Best Practice

How Culture Rehumanizes or Dehumanizes Business

A short disclaimer: I spent over 20 years leading in non-profit work before leading culture in a for-profit business impacting over 3,000 employees spread across 42 states. Most of what I experienced in non-profit work translated well to what I now do.

One of those experiences is how to build a culture that engages people on a soul level. The following are some truths I’ve learned in leading culture that can help to rehumanize your business:

All of us want to matter.

As we embark on building a culture that re-humanizes our business, we have to answer a most imperative question, “Who are we really building for?”

Most organizations become intentional with their culture only after discovering that culture matters to their future success. When leaders only care about building a culture for their own benefit, their efforts are usually met with skepticism by those they are leading.

The consequence of building a culture for the business rather than for the people who work in that business results in building a culture of distrust.

I believe every human wakes up every day subconsciously asking, “How will I matter today?” And we all go about our day seeking fulfillment and meaning for who we are and what we do. If we consider that work takes up 1/3 of our lives, then it makes sense that building an engaging culture takes creating spaces for people to know that their contribution matters and their passion is valued.

We find our calling when our greatest passion collides with our greatest contribution to make the world better.

Calling always trumps career.

I matter most when I know my impact and can connect that impact to a need I am contributing to meet. When I ask teachers, EMT’s, policemen and policewomen why they do what they do many times the answer is similar, “I feel like it’s my calling.”

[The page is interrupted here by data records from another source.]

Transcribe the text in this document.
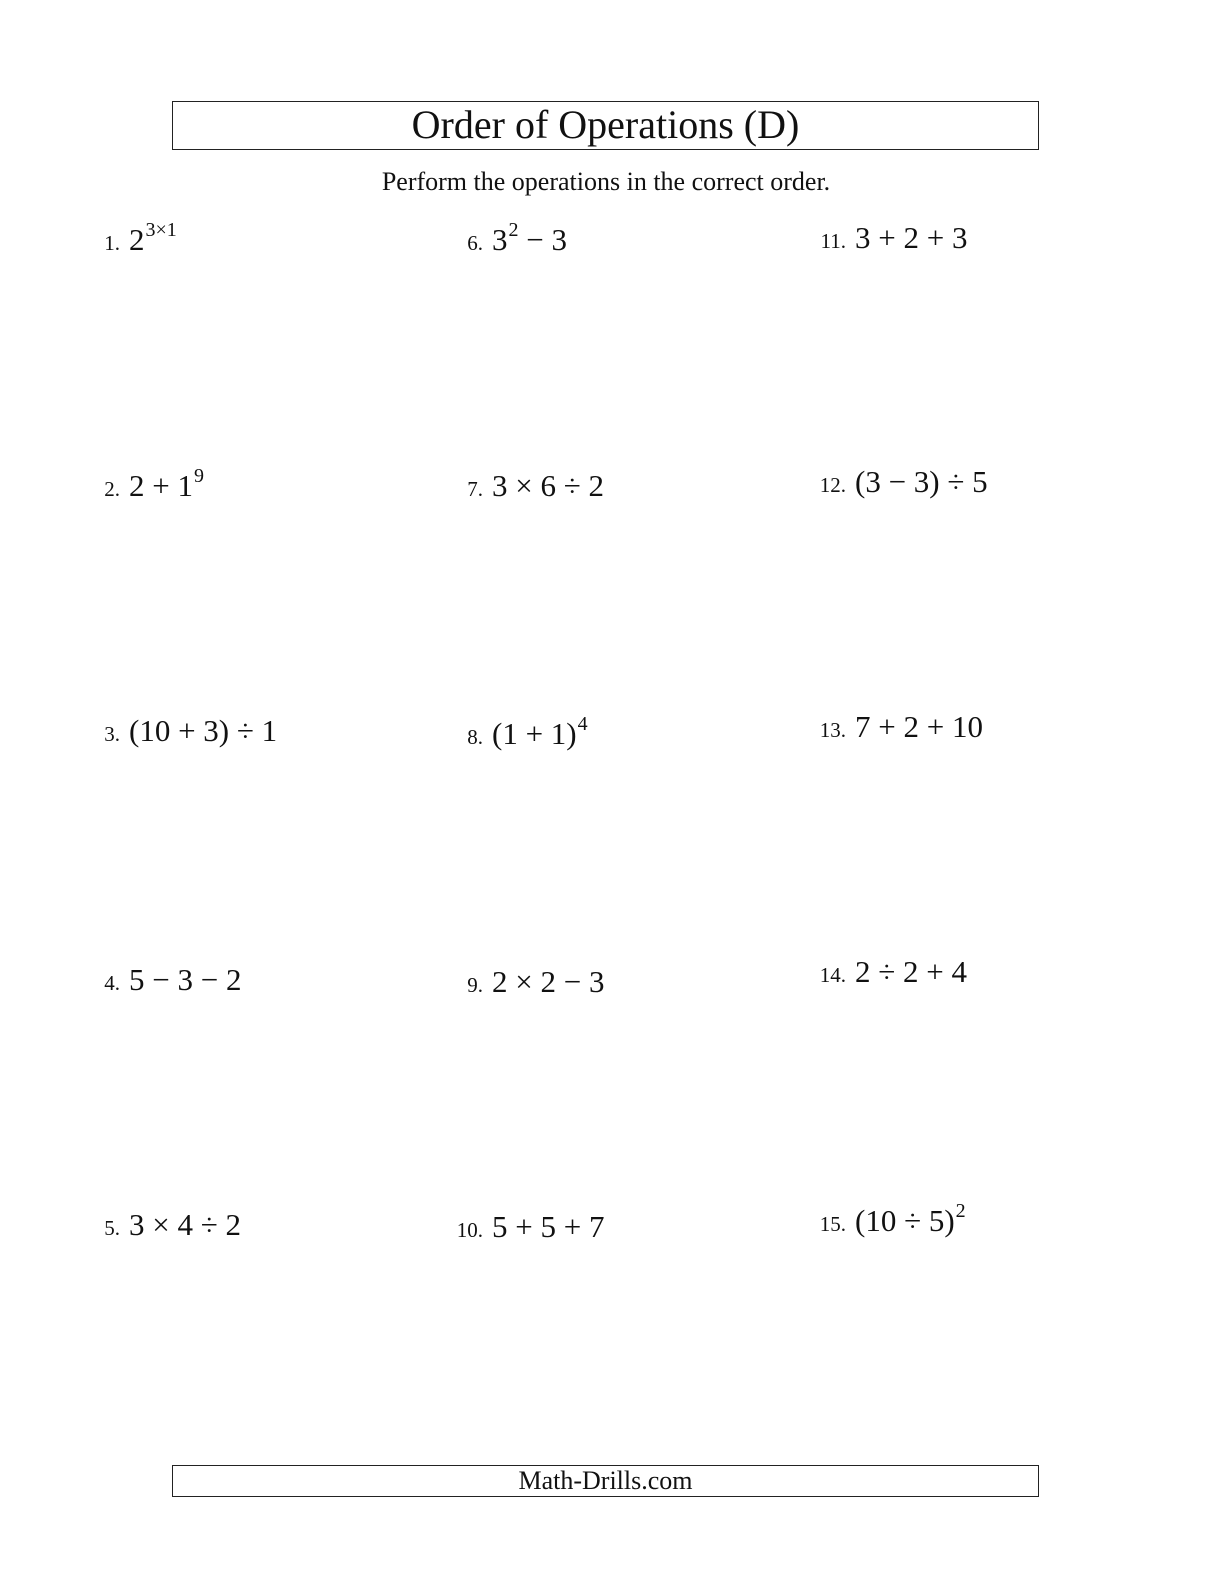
Order of Operations (D)
Perform the operations in the correct order.
1. $2^{3\times 1}$
2. $2 + 1^9$
3. (10 + 3) ÷ 1
4. 5 − 3 − 2
5. 3 × 4 ÷ 2
6. $3^2 - 3$
7. 3 × 6 ÷ 2
8. $(1 + 1)^4$
9. 2 × 2 − 3
10. 5 + 5 + 7
11. 3 + 2 + 3
12. (3 − 3) ÷ 5
13. 7 + 2 + 10
14. 2 ÷ 2 + 4
15. $(10 \div 5)^2$
Math-Drills.com
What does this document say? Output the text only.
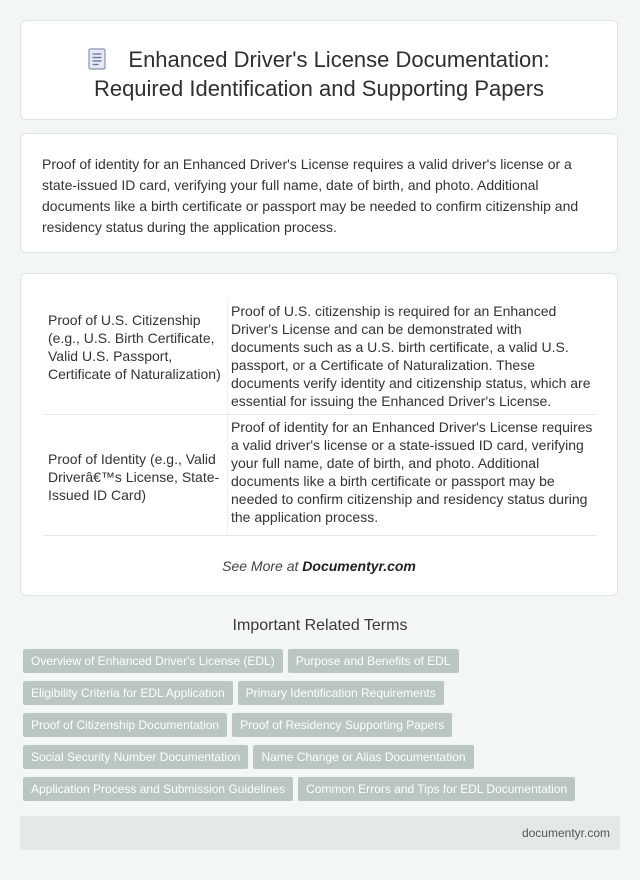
Enhanced Driver's License Documentation: Required Identification and Supporting Papers
Proof of identity for an Enhanced Driver's License requires a valid driver's license or a state-issued ID card, verifying your full name, date of birth, and photo. Additional documents like a birth certificate or passport may be needed to confirm citizenship and residency status during the application process.
Proof of U.S. Citizenship (e.g., U.S. Birth Certificate, Valid U.S. Passport, Certificate of Naturalization)
Proof of U.S. citizenship is required for an Enhanced Driver's License and can be demonstrated with documents such as a U.S. birth certificate, a valid U.S. passport, or a Certificate of Naturalization. These documents verify identity and citizenship status, which are essential for issuing the Enhanced Driver's License.
Proof of Identity (e.g., Valid Driverâ€™s License, State-Issued ID Card)
Proof of identity for an Enhanced Driver's License requires a valid driver's license or a state-issued ID card, verifying your full name, date of birth, and photo. Additional documents like a birth certificate or passport may be needed to confirm citizenship and residency status during the application process.
See More at Documentyr.com
Important Related Terms
Overview of Enhanced Driver's License (EDL) Purpose and Benefits of EDL
Eligibility Criteria for EDL Application Primary Identification Requirements
Proof of Citizenship Documentation Proof of Residency Supporting Papers
Social Security Number Documentation Name Change or Alias Documentation
Application Process and Submission Guidelines Common Errors and Tips for EDL Documentation
documentyr.com
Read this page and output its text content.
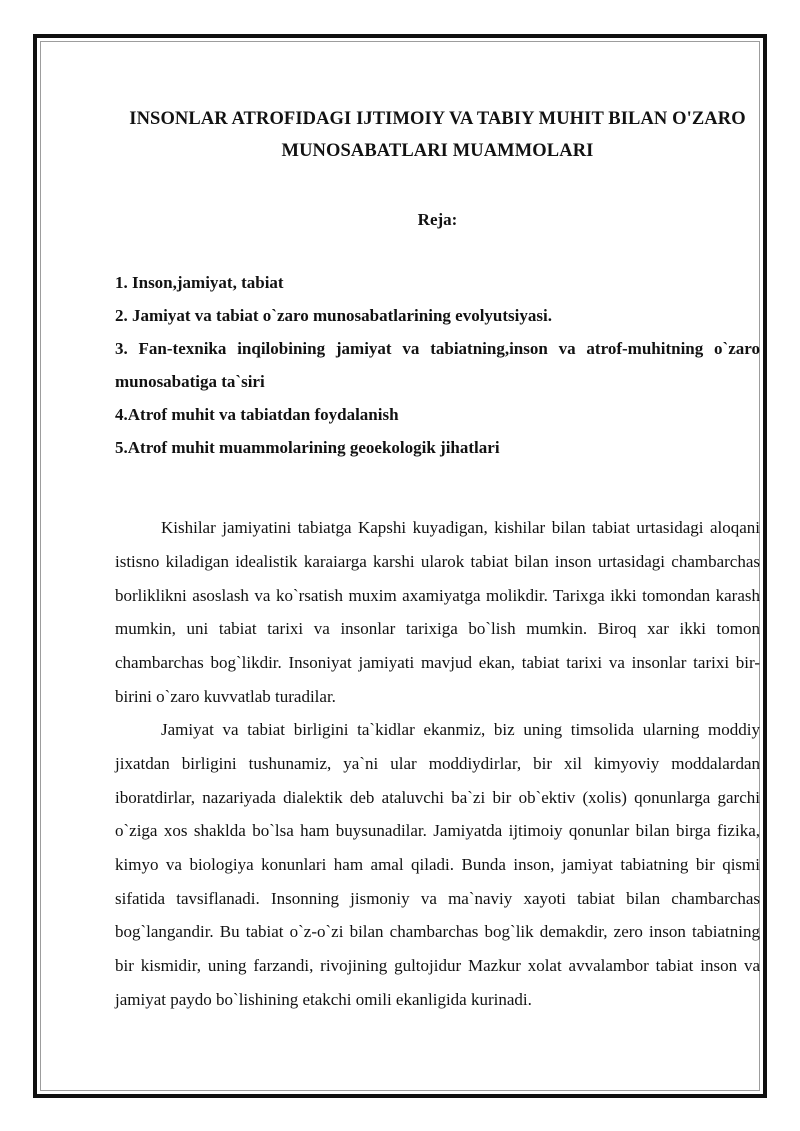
INSONLAR ATROFIDAGI IJTIMOIY VA TABIY MUHIT BILAN O'ZARO
MUNOSABATLARI MUAMMOLARI
Reja:
1. Inson,jamiyat, tabiat
2. Jamiyat va tabiat o`zaro munosabatlarining evolyutsiyasi.
3. Fan-texnika inqilobining jamiyat va tabiatning,inson va atrof-muhitning o`zaro munosabatiga ta`siri
4.Atrof muhit va tabiatdan foydalanish
5.Atrof muhit muammolarining geoekologik jihatlari

Kishilar jamiyatini tabiatga Kapshi kuyadigan, kishilar bilan tabiat urtasidagi aloqani istisno kiladigan idealistik karaiarga karshi ularok tabiat bilan inson urtasidagi chambarchas borliklikni asoslash va ko`rsatish muxim axamiyatga molikdir. Tarixga ikki tomondan karash mumkin, uni tabiat tarixi va insonlar tarixiga bo`lish mumkin. Biroq xar ikki tomon chambarchas bog`likdir. Insoniyat jamiyati mavjud ekan, tabiat tarixi va insonlar tarixi bir-birini o`zaro kuvvatlab turadilar.

Jamiyat va tabiat birligini ta`kidlar ekanmiz, biz uning timsolida ularning moddiy jixatdan birligini tushunamiz, ya`ni ular moddiydirlar, bir xil kimyoviy moddalardan iboratdirlar, nazariyada dialektik deb ataluvchi ba`zi bir ob`ektiv (xolis) qonunlarga garchi o`ziga xos shaklda bo`lsa ham buysunadilar. Jamiyatda ijtimoiy qonunlar bilan birga fizika, kimyo va biologiya konunlari ham amal qiladi. Bunda inson, jamiyat tabiatning bir qismi sifatida tavsiflanadi. Insonning jismoniy va ma`naviy xayoti tabiat bilan chambarchas bog`langandir. Bu tabiat o`z-o`zi bilan chambarchas bog`lik demakdir, zero inson tabiatning bir kismidir, uning farzandi, rivojining gultojidur Mazkur xolat avvalambor tabiat inson va jamiyat paydo bo`lishining etakchi omili ekanligida kurinadi.
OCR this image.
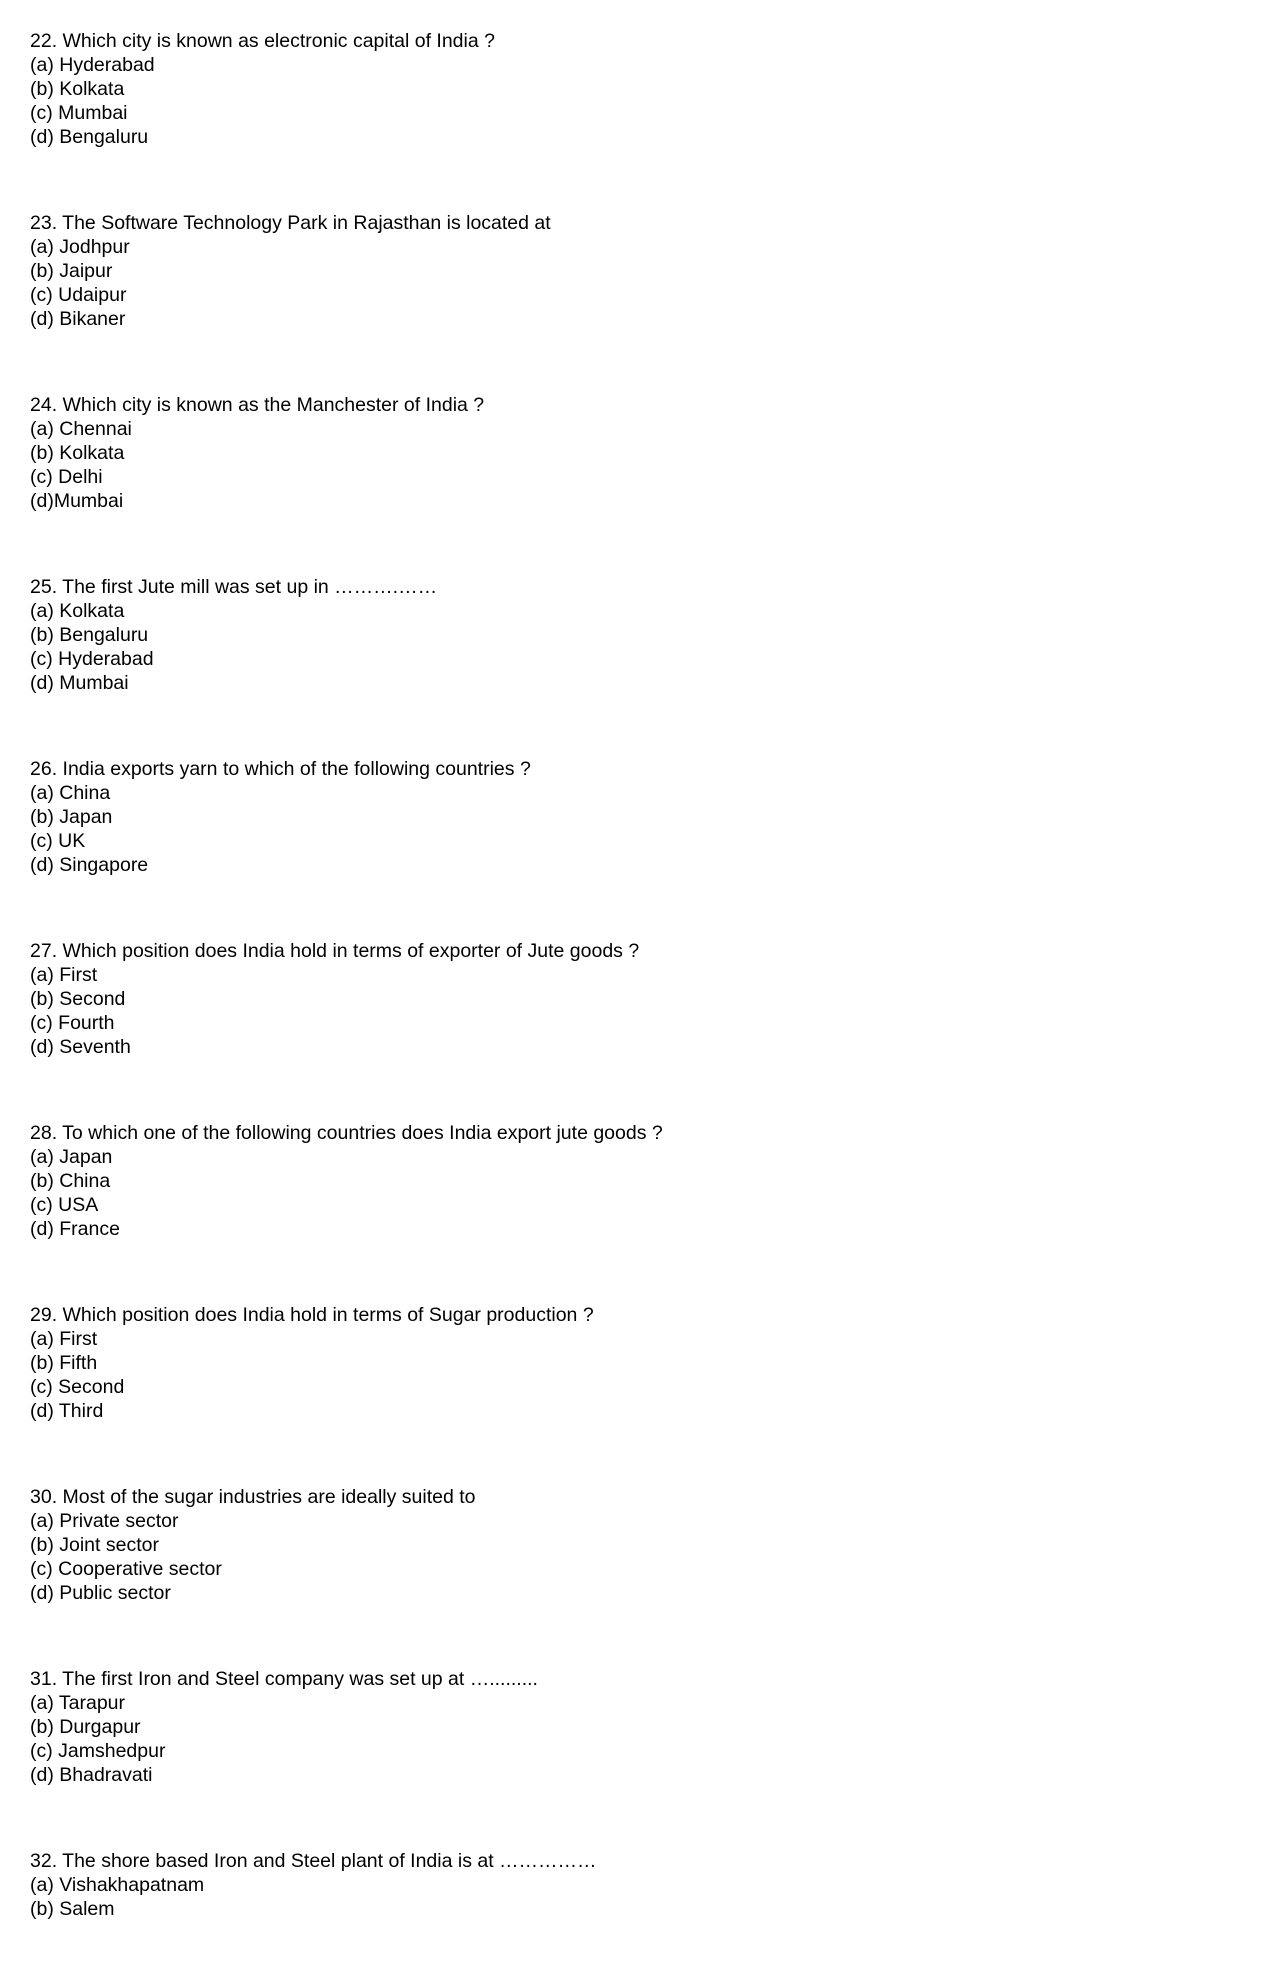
22. Which city is known as electronic capital of India ?
(a) Hyderabad
(b) Kolkata
(c) Mumbai
(d) Bengaluru
23. The Software Technology Park in Rajasthan is located at
(a) Jodhpur
(b) Jaipur
(c) Udaipur
(d) Bikaner
24. Which city is known as the Manchester of India ?
(a) Chennai
(b) Kolkata
(c) Delhi
(d)Mumbai
25. The first Jute mill was set up in ……….……
(a) Kolkata
(b) Bengaluru
(c) Hyderabad
(d) Mumbai
26. India exports yarn to which of the following countries ?
(a) China
(b) Japan
(c) UK
(d) Singapore
27. Which position does India hold in terms of exporter of Jute goods ?
(a) First
(b) Second
(c) Fourth
(d) Seventh
28. To which one of the following countries does India export jute goods ?
(a) Japan
(b) China
(c) USA
(d) France
29. Which position does India hold in terms of Sugar production ?
(a) First
(b) Fifth
(c) Second
(d) Third
30. Most of the sugar industries are ideally suited to
(a) Private sector
(b) Joint sector
(c) Cooperative sector
(d) Public sector
31. The first Iron and Steel company was set up at ….........
(a) Tarapur
(b) Durgapur
(c) Jamshedpur
(d) Bhadravati
32. The shore based Iron and Steel plant of India is at ……………
(a) Vishakhapatnam
(b) Salem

Here’s my question–Why can’t we all feel a sense of calling no matter what we do for a living? I truly believe we can build a culture that engages people when we help to connect what they do with a greater why.

Our why is a higher purpose that can only be realized when we know that what we do (a list of tasks) affords us the opportunity to live our passion.

Organizations typically focus on job or career development. Imagine what positive results would come by focusing on an employee’s sense of calling!

How can this be achieved? What 20 years of non-profit work taught me is that giving back and doing good for others is paramount to building a culture where everyone feels engaged and valued. I’m not suggesting hosting a one-day event of doing good or what I call “sporadic care”.

Creating a consistent, predictable cadence of doing good in your organization with everyone involved builds a culture everyone will be proud of. A culture of doing good is just that…culture. It’s not a program stapled on the side of your business, but the very essence of why you exist in the first place!

Culture is a feeling… and culture is what most of us think and do most of the time.

Culture building takes everyone because culture is a consequence of what most of us think and do on a daily basis. Example: You can’t claim a culture of trust when most people in your organization don’t feel they can trust each other!

If most people feel that your culture sucks, it doesn’t matter what slogans you post on your website promoting how amazing your culture is. Simply put…”Your culture is what it is!” Whether you have been focusing on building your culture or not, it has been growing with or without your input. This is why I say, “Culture is a consequence, not a coincidence.”

If we want to start intentionally building the culture everyone can be proud of then we have to start with investing our time and resource in building a greater feeling of engagement in our business. Here are a few things I did in non-profit work that I find is needed desperately in for-profit business to build a culture that re-humanizes business:

  1. Sitting down with people and listening to them rather than depending on satisfaction surveys to know how people feel.
  2. Find the soul of your business (Why you exist, or your purpose) and do good as a norm rather than as the exception.
  3. Communicate your vision and values to everyone weekly rather than only at your annual leadership meeting.
  4. Make business decisions that consider the humans that work to make your business successful rather than decisions only based on P&L statements.
  5. Involve everyone in giving back rather than writing big checks from the CEO with a photo-op.

No matter what qualities we want in the culture we are attempting to build we should always be asking, “Is this re-humanizing or de-humanizing my business?”

When I create space for people to know that they matter, when I offer more than a career and focus on calling, and when I lead in a way that those I lead feel that their contribution and passions are valued – I will see the culture I can be proud of start to emerge.